Don't I know it. I have to maintain proprietary, network binary
protocols passing data between propriety applications I also maintain.
I don't _like_ that architecture in the slightest, but it's what I get
paid for.

>
> As an analogy (albeit a poor one) dbus relates to IPC as TCP relates to
> IP - all the boring plumbing underneath your communication that makes it
> work at all is already there. It would work best if dbus doesn't become
> yet another way to do IPC, but replaces many of them. Imagine how
> much unbloat you could accomplish if you could remove all the little
> bits of IPC plumbing scattered throughout the average Unix system's
> codebase.

There's the terminology confusion that I got hung up on in the last
email; D-Bus is a higher-level IPC mechanism than the ones it's
implemented on top of.

> There are many code projects out there that deserves to be maligned to
> the point of painful death, then killed. But I honestly beleive dbus is
> not one of them.

There are two principle things I dislike about D-Bus.
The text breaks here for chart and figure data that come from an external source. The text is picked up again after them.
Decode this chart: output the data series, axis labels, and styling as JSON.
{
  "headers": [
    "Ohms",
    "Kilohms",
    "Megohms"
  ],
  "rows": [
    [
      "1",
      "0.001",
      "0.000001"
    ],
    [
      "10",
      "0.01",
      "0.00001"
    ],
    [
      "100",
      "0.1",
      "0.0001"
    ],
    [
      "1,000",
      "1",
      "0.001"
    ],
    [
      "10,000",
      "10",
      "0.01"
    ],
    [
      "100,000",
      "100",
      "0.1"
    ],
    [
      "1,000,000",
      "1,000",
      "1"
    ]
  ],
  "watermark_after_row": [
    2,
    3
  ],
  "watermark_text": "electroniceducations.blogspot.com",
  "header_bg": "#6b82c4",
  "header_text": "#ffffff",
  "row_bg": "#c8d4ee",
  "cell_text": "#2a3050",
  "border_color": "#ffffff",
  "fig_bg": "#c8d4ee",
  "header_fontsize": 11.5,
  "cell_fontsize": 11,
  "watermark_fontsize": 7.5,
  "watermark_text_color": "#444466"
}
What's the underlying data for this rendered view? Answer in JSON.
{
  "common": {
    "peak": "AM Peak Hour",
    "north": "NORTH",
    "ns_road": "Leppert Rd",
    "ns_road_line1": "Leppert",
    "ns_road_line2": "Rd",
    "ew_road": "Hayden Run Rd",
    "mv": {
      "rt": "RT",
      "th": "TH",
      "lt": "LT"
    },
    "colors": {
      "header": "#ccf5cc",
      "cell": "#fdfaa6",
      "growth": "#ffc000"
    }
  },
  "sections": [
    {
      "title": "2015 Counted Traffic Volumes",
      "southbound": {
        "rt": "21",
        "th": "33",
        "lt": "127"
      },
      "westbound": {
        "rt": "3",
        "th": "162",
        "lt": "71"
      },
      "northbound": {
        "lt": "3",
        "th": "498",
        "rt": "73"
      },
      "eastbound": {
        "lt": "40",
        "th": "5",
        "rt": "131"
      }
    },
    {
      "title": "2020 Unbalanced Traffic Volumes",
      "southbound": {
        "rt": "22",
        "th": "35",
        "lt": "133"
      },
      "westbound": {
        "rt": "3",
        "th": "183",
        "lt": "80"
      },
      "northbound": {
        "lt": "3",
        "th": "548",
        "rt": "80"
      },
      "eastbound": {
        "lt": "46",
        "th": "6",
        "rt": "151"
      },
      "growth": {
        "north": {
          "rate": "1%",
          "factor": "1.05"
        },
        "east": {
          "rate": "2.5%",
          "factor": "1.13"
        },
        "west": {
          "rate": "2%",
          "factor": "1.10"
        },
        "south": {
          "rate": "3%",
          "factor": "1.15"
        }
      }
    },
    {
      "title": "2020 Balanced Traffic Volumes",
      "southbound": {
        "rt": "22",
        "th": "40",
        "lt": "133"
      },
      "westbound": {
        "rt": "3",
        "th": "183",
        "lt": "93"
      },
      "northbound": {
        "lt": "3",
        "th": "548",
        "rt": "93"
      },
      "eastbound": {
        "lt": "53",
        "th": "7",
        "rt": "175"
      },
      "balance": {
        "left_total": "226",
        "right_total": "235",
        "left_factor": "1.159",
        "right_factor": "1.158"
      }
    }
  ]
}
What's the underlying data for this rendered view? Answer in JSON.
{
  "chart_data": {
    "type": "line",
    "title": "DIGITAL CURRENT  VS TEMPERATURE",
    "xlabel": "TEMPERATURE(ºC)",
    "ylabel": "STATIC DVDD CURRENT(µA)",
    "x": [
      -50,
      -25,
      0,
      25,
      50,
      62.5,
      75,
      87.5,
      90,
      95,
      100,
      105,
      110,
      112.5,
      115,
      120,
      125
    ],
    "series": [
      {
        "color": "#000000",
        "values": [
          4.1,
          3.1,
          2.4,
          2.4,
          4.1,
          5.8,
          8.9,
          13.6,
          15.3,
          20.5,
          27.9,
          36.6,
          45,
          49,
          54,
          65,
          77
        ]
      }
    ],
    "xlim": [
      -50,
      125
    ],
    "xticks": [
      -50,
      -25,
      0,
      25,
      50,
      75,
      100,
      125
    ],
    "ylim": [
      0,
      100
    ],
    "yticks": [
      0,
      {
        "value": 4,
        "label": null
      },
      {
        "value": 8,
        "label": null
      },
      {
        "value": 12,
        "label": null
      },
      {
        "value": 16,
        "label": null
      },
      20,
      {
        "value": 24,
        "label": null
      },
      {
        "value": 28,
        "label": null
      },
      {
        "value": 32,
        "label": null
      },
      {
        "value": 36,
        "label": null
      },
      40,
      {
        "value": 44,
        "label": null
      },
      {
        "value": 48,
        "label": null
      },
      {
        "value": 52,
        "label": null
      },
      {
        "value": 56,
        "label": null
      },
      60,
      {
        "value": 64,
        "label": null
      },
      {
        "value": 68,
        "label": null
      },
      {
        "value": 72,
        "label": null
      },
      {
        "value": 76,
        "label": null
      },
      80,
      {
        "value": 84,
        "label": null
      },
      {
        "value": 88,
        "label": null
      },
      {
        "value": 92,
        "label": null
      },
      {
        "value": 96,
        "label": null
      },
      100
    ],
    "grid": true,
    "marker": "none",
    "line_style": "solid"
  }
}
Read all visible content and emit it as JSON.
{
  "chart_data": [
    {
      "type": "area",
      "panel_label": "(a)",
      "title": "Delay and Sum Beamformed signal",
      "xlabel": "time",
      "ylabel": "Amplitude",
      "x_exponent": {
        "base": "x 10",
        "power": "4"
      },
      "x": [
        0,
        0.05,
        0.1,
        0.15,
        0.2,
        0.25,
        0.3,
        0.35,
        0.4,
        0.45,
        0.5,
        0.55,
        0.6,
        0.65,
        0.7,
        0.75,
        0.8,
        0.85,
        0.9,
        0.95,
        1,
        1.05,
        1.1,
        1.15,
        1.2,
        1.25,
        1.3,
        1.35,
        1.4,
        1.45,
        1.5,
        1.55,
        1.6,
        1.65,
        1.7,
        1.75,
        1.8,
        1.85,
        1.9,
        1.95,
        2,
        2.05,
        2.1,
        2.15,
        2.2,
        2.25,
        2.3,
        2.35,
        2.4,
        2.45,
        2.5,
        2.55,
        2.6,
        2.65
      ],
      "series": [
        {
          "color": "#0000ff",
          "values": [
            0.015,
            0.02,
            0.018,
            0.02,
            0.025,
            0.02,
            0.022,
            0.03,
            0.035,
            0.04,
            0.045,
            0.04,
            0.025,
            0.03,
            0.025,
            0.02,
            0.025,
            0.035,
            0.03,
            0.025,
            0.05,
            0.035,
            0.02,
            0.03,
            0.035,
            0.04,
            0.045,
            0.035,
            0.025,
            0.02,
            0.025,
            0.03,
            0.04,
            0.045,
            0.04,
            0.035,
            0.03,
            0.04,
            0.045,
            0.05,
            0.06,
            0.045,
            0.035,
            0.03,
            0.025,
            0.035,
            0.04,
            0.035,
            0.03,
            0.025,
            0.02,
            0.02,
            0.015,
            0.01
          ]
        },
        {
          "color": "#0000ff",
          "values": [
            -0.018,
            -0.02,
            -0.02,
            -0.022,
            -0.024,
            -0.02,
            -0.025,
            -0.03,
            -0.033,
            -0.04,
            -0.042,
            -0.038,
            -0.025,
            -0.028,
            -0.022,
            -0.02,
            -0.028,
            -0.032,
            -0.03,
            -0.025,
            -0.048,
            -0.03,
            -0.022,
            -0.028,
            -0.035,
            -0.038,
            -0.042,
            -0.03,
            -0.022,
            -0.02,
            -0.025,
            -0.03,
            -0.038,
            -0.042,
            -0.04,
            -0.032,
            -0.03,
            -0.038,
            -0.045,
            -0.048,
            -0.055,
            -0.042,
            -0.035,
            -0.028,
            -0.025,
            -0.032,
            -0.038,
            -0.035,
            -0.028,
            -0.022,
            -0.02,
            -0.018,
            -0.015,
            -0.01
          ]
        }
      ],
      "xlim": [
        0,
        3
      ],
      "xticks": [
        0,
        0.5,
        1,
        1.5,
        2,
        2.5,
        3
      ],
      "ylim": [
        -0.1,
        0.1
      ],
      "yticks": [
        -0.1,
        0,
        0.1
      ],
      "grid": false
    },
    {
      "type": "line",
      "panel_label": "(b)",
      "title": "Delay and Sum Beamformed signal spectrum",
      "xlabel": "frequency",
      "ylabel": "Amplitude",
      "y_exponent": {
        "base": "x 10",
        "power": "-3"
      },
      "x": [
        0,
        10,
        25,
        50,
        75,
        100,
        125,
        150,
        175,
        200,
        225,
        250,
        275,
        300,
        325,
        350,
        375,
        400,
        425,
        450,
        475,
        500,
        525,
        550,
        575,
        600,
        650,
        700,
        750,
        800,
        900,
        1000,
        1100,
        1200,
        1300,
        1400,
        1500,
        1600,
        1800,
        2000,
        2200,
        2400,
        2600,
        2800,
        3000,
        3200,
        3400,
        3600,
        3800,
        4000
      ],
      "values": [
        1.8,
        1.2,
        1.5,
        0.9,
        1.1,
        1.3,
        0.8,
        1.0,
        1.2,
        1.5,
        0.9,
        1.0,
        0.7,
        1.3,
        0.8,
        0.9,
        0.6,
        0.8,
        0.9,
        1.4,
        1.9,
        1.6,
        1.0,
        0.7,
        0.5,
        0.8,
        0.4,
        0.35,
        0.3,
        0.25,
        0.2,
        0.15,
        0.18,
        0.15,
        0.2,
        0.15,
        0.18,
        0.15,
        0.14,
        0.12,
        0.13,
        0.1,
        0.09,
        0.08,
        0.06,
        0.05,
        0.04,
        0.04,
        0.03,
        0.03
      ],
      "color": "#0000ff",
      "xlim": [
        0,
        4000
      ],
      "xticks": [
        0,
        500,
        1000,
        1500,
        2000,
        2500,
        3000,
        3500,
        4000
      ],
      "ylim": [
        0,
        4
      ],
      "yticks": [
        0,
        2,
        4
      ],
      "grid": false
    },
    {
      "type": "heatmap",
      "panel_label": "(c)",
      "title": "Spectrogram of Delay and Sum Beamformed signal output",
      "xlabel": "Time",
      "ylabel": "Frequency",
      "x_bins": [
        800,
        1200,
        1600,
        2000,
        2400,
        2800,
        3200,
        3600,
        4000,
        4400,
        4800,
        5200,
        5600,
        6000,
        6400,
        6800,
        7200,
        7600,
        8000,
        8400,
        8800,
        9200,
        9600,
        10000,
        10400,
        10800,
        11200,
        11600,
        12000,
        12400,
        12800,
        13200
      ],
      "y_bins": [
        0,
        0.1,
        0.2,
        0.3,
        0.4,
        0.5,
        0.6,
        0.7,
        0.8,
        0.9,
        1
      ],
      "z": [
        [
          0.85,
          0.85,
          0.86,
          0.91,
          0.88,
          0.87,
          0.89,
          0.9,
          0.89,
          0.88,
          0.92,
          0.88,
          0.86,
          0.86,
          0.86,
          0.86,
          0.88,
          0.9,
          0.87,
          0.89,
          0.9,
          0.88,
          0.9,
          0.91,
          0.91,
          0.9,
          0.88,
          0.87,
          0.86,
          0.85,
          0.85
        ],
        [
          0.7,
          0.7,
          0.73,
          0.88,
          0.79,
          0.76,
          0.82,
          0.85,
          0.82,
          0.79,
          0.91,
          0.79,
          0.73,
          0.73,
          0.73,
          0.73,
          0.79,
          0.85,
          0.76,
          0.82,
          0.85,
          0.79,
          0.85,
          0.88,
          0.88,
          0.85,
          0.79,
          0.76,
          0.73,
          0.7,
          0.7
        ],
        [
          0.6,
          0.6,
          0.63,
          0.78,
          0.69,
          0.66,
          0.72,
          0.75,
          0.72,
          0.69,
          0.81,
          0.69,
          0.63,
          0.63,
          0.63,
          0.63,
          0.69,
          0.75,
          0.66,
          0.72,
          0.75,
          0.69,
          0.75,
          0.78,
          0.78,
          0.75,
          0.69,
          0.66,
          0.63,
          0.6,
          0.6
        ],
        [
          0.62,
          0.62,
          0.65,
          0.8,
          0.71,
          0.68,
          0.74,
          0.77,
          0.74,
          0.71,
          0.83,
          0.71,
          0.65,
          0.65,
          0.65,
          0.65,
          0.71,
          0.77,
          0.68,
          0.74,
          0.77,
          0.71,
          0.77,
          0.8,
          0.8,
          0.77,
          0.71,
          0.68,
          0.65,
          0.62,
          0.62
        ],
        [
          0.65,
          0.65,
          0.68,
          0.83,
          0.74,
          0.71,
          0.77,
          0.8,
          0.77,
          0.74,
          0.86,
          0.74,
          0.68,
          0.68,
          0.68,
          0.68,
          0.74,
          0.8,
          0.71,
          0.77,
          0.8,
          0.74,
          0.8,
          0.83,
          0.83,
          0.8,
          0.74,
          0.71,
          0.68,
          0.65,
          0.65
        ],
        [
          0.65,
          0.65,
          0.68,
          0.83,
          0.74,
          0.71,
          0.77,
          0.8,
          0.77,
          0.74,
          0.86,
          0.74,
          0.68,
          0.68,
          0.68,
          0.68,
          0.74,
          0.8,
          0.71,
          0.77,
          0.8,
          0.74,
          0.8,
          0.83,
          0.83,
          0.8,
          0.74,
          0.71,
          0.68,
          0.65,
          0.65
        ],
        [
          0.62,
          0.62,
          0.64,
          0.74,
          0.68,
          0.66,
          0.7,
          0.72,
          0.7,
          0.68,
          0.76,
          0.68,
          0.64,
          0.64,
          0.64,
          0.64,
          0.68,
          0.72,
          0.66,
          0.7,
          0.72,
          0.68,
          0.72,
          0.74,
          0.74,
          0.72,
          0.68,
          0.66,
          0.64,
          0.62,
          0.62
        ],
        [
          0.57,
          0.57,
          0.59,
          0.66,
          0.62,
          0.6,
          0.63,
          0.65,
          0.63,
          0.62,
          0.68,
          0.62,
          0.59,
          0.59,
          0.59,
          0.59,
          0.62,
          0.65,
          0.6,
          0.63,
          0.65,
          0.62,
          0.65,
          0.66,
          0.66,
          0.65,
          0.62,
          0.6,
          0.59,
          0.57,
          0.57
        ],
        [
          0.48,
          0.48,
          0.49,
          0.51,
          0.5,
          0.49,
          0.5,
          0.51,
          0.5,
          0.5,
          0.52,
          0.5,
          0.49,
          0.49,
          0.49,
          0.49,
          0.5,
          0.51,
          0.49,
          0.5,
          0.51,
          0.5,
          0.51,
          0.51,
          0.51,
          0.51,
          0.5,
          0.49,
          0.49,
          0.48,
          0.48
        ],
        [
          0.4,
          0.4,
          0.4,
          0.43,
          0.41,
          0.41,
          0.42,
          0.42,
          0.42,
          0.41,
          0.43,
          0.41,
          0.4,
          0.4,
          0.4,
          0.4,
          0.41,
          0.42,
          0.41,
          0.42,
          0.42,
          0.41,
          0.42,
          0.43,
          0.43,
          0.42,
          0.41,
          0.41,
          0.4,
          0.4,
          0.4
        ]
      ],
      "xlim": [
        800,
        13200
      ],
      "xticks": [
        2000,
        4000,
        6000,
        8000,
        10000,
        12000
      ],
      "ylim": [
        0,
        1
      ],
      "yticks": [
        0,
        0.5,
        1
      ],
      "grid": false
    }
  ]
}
1) It doesn't support live upgrading of the daemon. We discussed the
reasons behind this several weeks ago, as I recall. Transparent
session control handoff is, of course, complicated, and nobody has
seen the work as worthwhile.

2) It comes with (or appears to come with) a Linux-centric (sometimes
even a Linux-only) view. I love Linux, and I would love to see Linux
grow and improve. I also use (and am comfortable with) Windows and
Android (which I would consider Not Really Linux) and other
platforms*. Attitudes and actions which push Linux as the One Ring
smack of 'Embrace, Extend, Extinguish'.

That latter point, really, bothers me greatly. Market disruption
happens, and sometimes it's even necessary for advancement, sure.

Other than those two things, D-Bus seems interesting and useful. If it
manages to obsolete system-local IPC mechanisms, that's great. If it
manages to get out into the local network and be used to pass messages
back and forth between my local systems? That's awesome. If it manages
to allow applications to talk back and forth in a secure fashion
between Linux and non-Linux systems? Now we're talking about some real
improvement on the status quo.

* I think I could get by on a Mac, but it's difficult getting past
some prejudices and annoying fanboys I know IRL. It's also difficult
getting past the price tag; I don't see myself buying the hardware or
software unless I intend to develop for them. As for what I use? All
five computers at home run Linux; one Debian, three Ubuntu, one
Gentoo. My fiancee and I both have Android phones.